Helium, selain dikenal sebagai pengisi balon, memegang peranan vital dalam pembuatan semikonduktor yang menjadi jantung berbagai perangkat teknologi, termasuk konsol game.
Harga Terbaru PS5 Per April 2026
Harga PS5 edisi standar di AS, mulai 2 April 2026, naik menjadi US$649,99 (sekitar Rp11,04 juta). Harga sebelumnya adalah US$549,99 (sekitar Rp9,34 juta). Sementara itu, edisi digital kini berbanderol US$599,99 (sekitar Rp10,19 juta), dan PS5 Pro kelas atas mencapai US$899,99 (sekitar Rp15,29 juta). PlayStation Portal remote player pun ikut naik menjadi US$249,99 (sekitar Rp4,24 juta) dari harga awal US$199,99 (sekitar Rp3,39 juta).
Kenaikan serupa juga terjadi di Eropa dan Jepang.

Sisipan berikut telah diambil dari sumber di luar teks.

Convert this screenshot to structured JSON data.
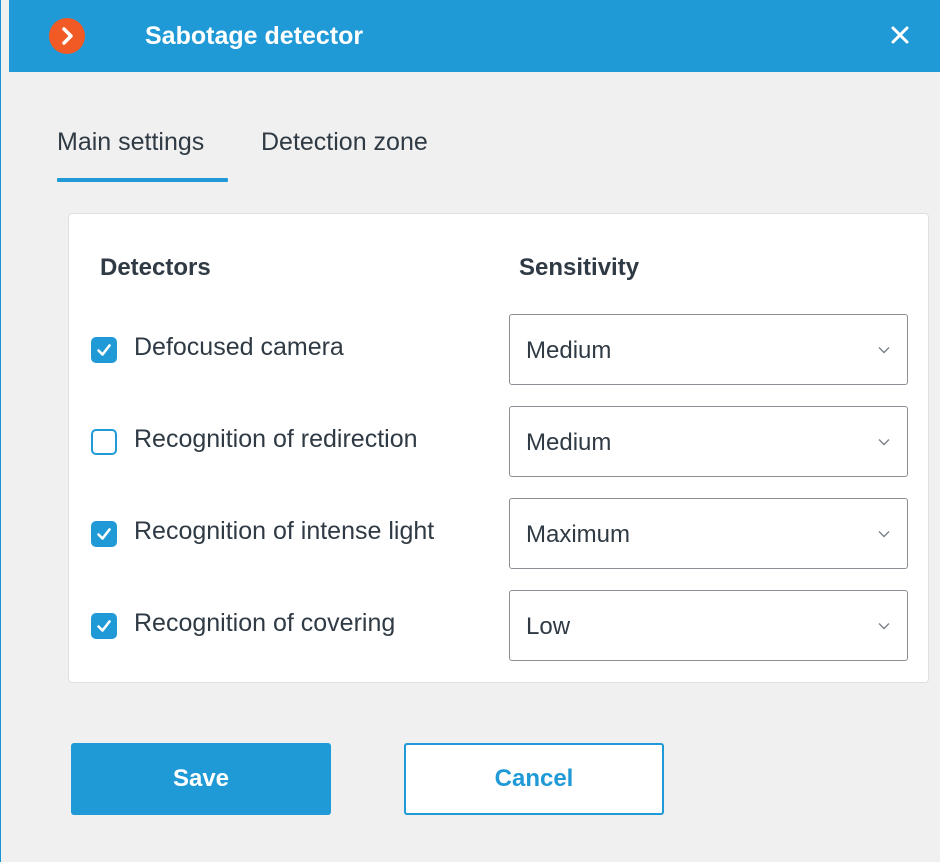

Sony berasalan bahwa kenaikan ini merupakan hasil evaluasi mendalam terhadap tekanan biaya dalam rantai pasokan global.
Persaingan AI Perparah Kondisi
Tidak hanya perang, persaingan ketat dalam pengembangan infrastruktur kecerdasan buatan (AI) juga turut memengaruhi kenaikan harga PS5. Produsen memori kini lebih memprioritaskan produksi chip untuk pusat data yang menawarkan margin keuntungan lebih tinggi. Akibatnya, pasokan chip untuk perangkat konsumen seperti PS5 semakin terbatas.

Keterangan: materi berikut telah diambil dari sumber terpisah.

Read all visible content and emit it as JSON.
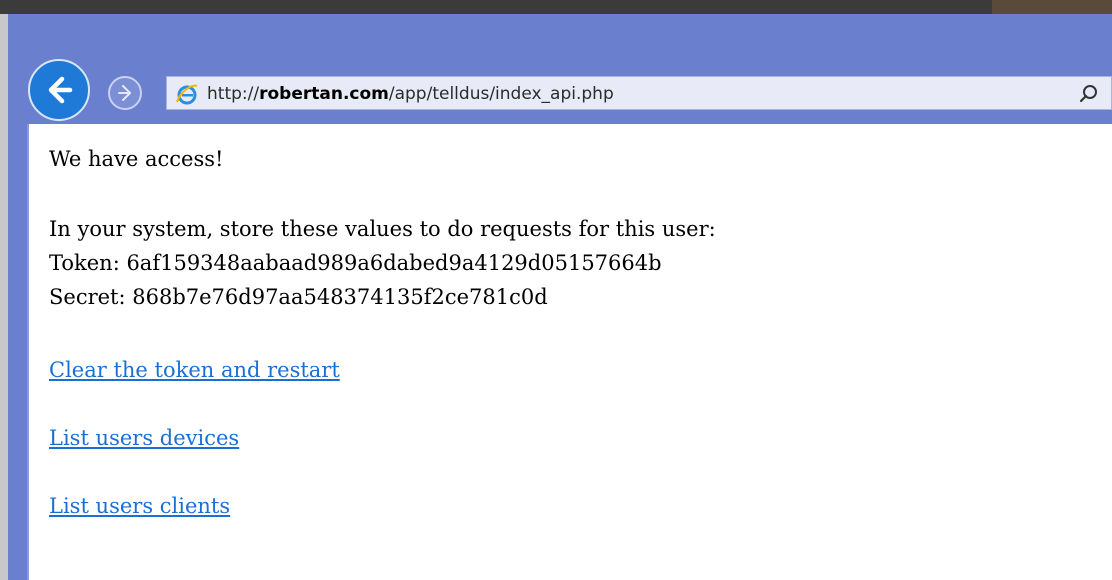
{
  "browser": {
    "address": {
      "prefix": "http://",
      "domain": "robertan.com",
      "path": "/app/telldus/index_api.php"
    },
    "icons": {
      "back": "back-arrow-icon",
      "forward": "forward-arrow-icon",
      "site": "ie-logo-icon",
      "search": "search-icon"
    },
    "colors": {
      "frame": "#6b7fcf",
      "back_button": "#1e7ad6",
      "link": "#1a6fd4"
    }
  },
  "page": {
    "heading": "We have access!",
    "instructions": "In your system, store these values to do requests for this user:",
    "token_line": "Token: 6af159348aabaad989a6dabed9a4129d05157664b",
    "secret_line": "Secret: 868b7e76d97aa548374135f2ce781c0d",
    "links": [
      {
        "label": "Clear the token and restart"
      },
      {
        "label": "List users devices"
      },
      {
        "label": "List users clients"
      }
    ]
  }
}
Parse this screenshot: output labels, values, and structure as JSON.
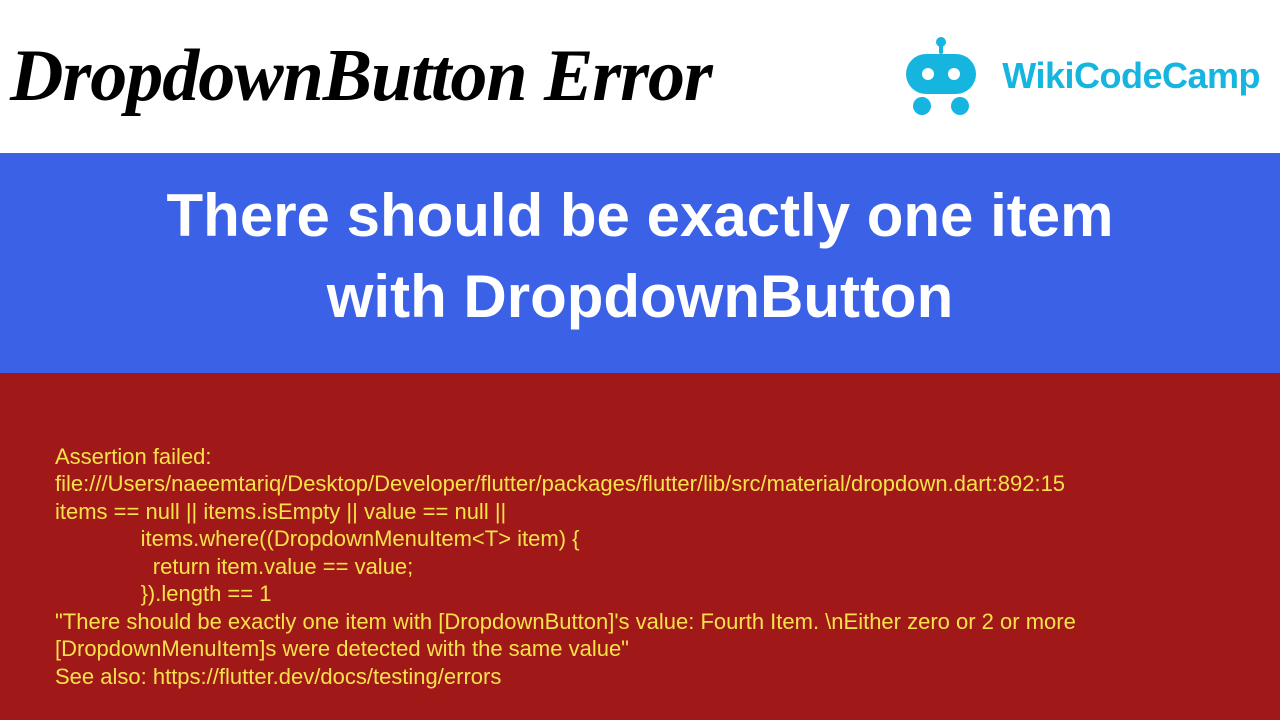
{
  "header": {
    "title": "DropdownButton Error",
    "brand_name": "WikiCodeCamp"
  },
  "banner": {
    "line1": "There should be exactly one item",
    "line2": "with DropdownButton"
  },
  "error": {
    "text": "Assertion failed: file:///Users/naeemtariq/Desktop/Developer/flutter/packages/flutter/lib/src/material/dropdown.dart:892:15\nitems == null || items.isEmpty || value == null ||\n              items.where((DropdownMenuItem<T> item) {\n                return item.value == value;\n              }).length == 1\n\"There should be exactly one item with [DropdownButton]'s value: Fourth Item. \\nEither zero or 2 or more [DropdownMenuItem]s were detected with the same value\"\nSee also: https://flutter.dev/docs/testing/errors"
  },
  "colors": {
    "brand": "#16b5e0",
    "banner_bg": "#3b62e6",
    "error_bg": "#a11818",
    "error_fg": "#f7e24a"
  }
}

Dampak Kenaikan Harga ke Pasar Video Game
Para analis memprediksi kenaikan harga konsol ini akan menghambat pertumbuhan pasar video game tahun 2026. Pembuat Fortnite, Epic Games, bahkan menyebut lesunya penjualan konsol sebagai salah satu alasan di balik pemutusan hubungan kerja (PHK) terhadap 1.000 karyawan yang mereka umumkan sebelumnya.
Nah, bagaimana dengan data penjualan PS5? Pada kuartal liburan Oktober-Desember 2026, penjualan PS5 milik Sony anjlok 16 persen dibandingkan periode yang sama tahun sebelumnya, menjadi 8 juta unit. FYI, konsol PS5 sendiri sudah beredar di pasaran selama sekitar enam tahun.
Kenaikan Harga Bukan yang Pertama
Faktanya, Sony terakhir kali menaikkan harga PS5 sekitar US$50 di AS pada Agustus 2025. Pada periode yang sama, Microsoft juga menaikkan harga konsol Xbox. Jadi, apakah kenaikan harga konsol akan berlanjut di masa depan? Kita lihat saja nanti.
Kesimpulan
Kenaikan harga PS5 per April 2026 merupakan imbas dari berbagai faktor, mulai dari konflik geopolitik hingga persaingan di industri teknologi. Dampaknya diperkirakan akan terasa bagi konsumen dan industri video game secara keseluruhan. Semoga saja, kondisi ini tidak berlangsung lama dan harga kembali stabil, ya!